IV. Successive
Same-Different Discrimination
Thus far, we have discussed the pigeon's classification of
variability for simultaneously presented array of icons. It was
possible that pigeons may be successful at extracting variability
within an array of icons, but be incapable of extracting
the variability present within a list of icons. Perceiving
array variability makes no memory demands and leverages the perceptual
system's ability to determine whether two or more items are the
same or different from one another. Perceiving list variability
makes significant memory demands (only one of the items is present
at any moment) and relies on the cognitive system to compare
a viewed item with one or more items that are stored in memory.
Thus, the classification of list variability may be far more
difficult than the classification of array variability.
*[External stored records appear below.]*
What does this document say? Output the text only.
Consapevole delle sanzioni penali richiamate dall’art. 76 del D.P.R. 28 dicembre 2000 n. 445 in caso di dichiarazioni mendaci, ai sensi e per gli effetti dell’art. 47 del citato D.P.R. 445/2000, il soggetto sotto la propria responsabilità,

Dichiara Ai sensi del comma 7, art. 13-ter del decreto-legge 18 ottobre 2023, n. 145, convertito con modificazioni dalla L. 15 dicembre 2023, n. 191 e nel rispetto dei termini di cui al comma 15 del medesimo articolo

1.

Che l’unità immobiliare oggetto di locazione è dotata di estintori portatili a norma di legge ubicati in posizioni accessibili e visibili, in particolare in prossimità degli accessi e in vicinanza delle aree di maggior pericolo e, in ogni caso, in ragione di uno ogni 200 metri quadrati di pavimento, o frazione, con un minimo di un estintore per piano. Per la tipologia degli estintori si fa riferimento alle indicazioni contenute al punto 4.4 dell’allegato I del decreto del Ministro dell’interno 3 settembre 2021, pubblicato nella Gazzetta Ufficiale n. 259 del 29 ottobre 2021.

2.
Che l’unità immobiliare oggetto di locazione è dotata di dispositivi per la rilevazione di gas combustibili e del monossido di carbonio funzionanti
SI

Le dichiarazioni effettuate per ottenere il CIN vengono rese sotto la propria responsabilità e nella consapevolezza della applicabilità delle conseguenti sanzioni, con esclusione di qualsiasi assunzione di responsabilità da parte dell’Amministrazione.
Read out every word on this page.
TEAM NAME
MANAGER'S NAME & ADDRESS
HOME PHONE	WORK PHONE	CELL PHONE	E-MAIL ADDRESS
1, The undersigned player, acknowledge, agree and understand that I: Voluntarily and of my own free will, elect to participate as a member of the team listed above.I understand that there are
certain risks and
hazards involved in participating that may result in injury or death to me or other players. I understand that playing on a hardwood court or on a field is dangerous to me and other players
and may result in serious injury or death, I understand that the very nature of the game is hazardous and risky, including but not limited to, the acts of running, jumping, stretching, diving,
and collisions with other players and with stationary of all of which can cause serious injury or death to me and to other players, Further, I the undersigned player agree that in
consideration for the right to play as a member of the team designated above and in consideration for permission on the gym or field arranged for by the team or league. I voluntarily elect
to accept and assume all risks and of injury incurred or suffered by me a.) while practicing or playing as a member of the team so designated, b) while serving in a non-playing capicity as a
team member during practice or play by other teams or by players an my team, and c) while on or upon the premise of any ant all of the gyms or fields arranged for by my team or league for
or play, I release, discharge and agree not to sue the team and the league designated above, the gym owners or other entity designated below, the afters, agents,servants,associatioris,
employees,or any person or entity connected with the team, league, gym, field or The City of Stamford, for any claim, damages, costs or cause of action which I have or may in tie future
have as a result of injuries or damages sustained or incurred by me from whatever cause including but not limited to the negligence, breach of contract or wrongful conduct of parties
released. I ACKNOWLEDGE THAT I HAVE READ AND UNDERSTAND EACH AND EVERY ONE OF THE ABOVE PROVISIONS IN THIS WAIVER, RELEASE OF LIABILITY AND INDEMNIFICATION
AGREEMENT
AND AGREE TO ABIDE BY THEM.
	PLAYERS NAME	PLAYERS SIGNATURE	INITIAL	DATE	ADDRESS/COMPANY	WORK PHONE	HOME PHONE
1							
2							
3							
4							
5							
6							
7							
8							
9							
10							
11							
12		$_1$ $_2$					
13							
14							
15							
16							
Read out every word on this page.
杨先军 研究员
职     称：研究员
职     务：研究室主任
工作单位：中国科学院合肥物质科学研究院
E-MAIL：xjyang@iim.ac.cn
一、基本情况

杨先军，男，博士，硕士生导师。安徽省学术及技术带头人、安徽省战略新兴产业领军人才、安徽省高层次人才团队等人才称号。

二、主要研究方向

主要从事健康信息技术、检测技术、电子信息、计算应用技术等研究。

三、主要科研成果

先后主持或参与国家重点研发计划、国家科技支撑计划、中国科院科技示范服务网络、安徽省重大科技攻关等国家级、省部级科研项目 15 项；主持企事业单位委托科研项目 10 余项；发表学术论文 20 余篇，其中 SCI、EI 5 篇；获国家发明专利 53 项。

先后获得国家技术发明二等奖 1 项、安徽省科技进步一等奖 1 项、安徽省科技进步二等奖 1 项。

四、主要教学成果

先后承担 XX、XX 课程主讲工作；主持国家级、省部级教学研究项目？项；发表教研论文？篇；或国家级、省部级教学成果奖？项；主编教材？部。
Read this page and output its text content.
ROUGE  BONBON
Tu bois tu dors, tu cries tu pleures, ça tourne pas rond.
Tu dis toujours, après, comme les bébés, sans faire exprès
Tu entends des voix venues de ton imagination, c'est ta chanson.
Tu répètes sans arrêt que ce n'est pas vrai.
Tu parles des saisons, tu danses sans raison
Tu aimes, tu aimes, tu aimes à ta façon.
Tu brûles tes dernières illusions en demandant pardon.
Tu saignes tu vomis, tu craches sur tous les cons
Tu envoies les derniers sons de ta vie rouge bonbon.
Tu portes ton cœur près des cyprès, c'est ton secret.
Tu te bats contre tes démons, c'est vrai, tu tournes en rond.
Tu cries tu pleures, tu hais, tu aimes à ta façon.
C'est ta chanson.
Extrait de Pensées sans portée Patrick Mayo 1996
We initially trained pigeons to discriminate lists of 16 identical
icons from lists of 16 different icons, where Same lists involve
minimal variability and Different lists involve maximal variability
(Young, Wasserman, & Dalrymple, 1997). Pigeons were subsequently tested with
novel lists consisting of all new icons (a transfer test) and
novel lists consisting of (a) mixtures of same and different
icons in various temporal locations within the list or (b) different
numbers of same and different items (Young et al., 1999). Through
the systematic exploration of the pigeon's responding to these
novel lists, we sought to determine the effective stimulus that
was controlling the pigeons' same-different report responses.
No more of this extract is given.